Caught in the crossfire from both sides in the battle over tax hikes, the Bank of Japan succumbed to political pressure in announcing its latest monetary easing measures.
The central bank decided on April 27 to inject a net 5 trillion yen ($62 billion) into funds available in the market for financial institutions to pump-prime the sluggish economy.
Business conditions have already started to pick up, lessening the need for additional easing.
But Prime Minister Yoshiko Noda and his administration appear desperate to accelerate the improvement of those conditions. That is because achieving a certain level of economic growth would pave the way for Noda’s plan to double the consumption tax rate incrementally to 10 percent by 2015, a proposal that now hangs by a thread.
The BOJ’s move came on the heels of a similar decision on Feb. 14 to raise the volume of the fund to purchase government bonds and other assets from financial institutions from 55 trillion yen to 65 trillion yen.
The successive easing measures have bloated the outstanding amounts of government bonds purchased, which is turning the BOJ into a de facto undertaker of government debt.
On the evening of April 27, BOJ Governor Masaaki Shirakawa visited the Prime Minister's Official Residence as an observer at a government panel meeting seeking a way out of Japan's deflationary trend.
Motohisa Furukawa, state minister for economic and fiscal policy, looked satisfied after he was briefed on the BOJ's additional easing measure decided earlier in the day.
"It was an appropriate measure," Furukawa said following the panel meeting.
More than a week earlier, a decision was made to hold the government panel meeting immediately after the BOJ's monetary policy meeting. And the central bank’s policy meeting was immediately preceded by a meeting of senior DPJ and BOJ members, indicating that an additional easing measure had been a foregone conclusion from early on.
Some DPJ lawmakers are even discussing potential amendments to the BOJ Law to give political leaders more power in deciding when to intervene in the markets. They also propose provisions that would allow the government to set inflation targets and dismiss the BOJ governor.
Behind the closing circles on the central bank lie the political struggles over Noda’s plan to double the consumption tax. The prime minister has said he would stake his political life on passing legislation to raise the tax rate.
But he faces fierce resistance from DPJ lawmakers opposed to the tax hikes, including political heavyweight Ichiro Ozawa, leader of the largest intraparty faction. The Tokyo District Court on April 26 found Ozawa not guilty of conspiring to falsify political fund reports, and his acquittal is expected to increase the clout of the tax-hike opponents.
To curb their influence, Noda is desperate to realize a business recovery with the help of the central bank and to create an economic climate that allows for an increase in the consumption tax rate.

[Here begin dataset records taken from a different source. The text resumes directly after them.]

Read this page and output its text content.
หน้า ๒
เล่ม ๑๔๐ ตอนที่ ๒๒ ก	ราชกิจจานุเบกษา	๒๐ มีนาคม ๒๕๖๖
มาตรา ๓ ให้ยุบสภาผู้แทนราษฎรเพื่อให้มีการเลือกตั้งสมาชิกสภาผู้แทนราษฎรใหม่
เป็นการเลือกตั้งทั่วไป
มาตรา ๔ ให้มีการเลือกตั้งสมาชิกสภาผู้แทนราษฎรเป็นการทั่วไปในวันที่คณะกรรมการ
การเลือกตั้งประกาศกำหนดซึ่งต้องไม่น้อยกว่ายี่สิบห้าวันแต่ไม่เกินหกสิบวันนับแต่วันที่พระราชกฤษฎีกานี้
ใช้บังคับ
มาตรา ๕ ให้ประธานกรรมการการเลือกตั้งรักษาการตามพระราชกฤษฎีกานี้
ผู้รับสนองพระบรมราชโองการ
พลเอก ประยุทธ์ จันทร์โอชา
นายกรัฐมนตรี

The BOJ also came under pressure from the tax-hike opponents because many of them believe that if business conditions improve only through monetary easing measures, then there would be no need to raise taxes.
The dual speculations of tax hike proponents and opponents have driven up the political pressure on the central bank.

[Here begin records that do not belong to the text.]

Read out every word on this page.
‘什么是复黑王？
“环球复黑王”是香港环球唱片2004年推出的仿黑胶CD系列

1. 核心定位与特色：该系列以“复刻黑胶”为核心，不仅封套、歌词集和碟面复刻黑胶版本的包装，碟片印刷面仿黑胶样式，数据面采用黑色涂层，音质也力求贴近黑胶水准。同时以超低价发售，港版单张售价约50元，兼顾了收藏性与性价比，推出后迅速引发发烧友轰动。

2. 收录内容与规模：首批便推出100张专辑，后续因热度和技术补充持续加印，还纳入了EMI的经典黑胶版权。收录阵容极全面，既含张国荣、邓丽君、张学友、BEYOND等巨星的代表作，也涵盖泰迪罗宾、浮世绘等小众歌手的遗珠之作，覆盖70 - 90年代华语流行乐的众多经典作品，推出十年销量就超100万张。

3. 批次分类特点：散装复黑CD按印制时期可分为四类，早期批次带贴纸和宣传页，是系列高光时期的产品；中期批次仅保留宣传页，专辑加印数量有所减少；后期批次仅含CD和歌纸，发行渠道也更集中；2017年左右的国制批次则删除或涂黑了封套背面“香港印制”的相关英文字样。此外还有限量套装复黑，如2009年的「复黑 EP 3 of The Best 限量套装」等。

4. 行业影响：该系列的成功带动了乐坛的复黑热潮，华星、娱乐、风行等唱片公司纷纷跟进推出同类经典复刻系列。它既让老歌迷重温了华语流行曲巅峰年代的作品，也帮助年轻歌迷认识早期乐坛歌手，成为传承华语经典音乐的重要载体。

With the rift widening within the DPJ and the ruling party’s deadlock with the opposition parties, it has become more likely that a final settlement of the consumption tax hike issue will be put off.
In the meantime, only the BOJ is being forced to take action.
One government source expressed sympathy for the central bank.
"Whatever the BOJ may do, nothing will change drastically," the source said. "The BOJ is not really in a deadlock, but it is becoming desperate."
The April 27 decision said the central bank will buy 10 trillion yen more into long-term government bonds.
The BOJ has already purchased large amounts of government bonds from financial institutions. The latest easing measure will stretch those sums to 43 trillion yen annually, nearly matching the 44.2 trillion yen in bonds that the government plans to issue anew in fiscal 2012.
The central bank is essentially helping to bail out the debt-ridden government.
The Public Finance Law says the BOJ should not, in principle, undertake government bonds directly from the government. The central bank is not exactly violating that law because it is buying government bonds that are traded in the market.
However, the BOJ is "going beyond a limit," according to Izuru Kato, chief economist at Totan Research Co.
In 1932, Finance Minister Korekiyo Takahashi approved the BOJ undertaking government bonds to help Japan emerge from the Great Depression. But that was followed by an unstoppable expansion of military budgets.
Japan's defeat in World War II turned the government bonds into scraps of paper. The hyperinflation of early postwar years had a huge effect on the general public.
The BOJ has set a "banknote rule," which says the amount of government bonds purchased should not exceed the value of banknotes circulating in the market.
Shirakawa has reiterated that monetary easing is not intended to help cover deficits in state finances. However, the total sum of government bonds purchased is expected to exceed the outstanding value of banknotes by the end of this year.
The banknote rule is now only one step away from becoming a scrap of paper.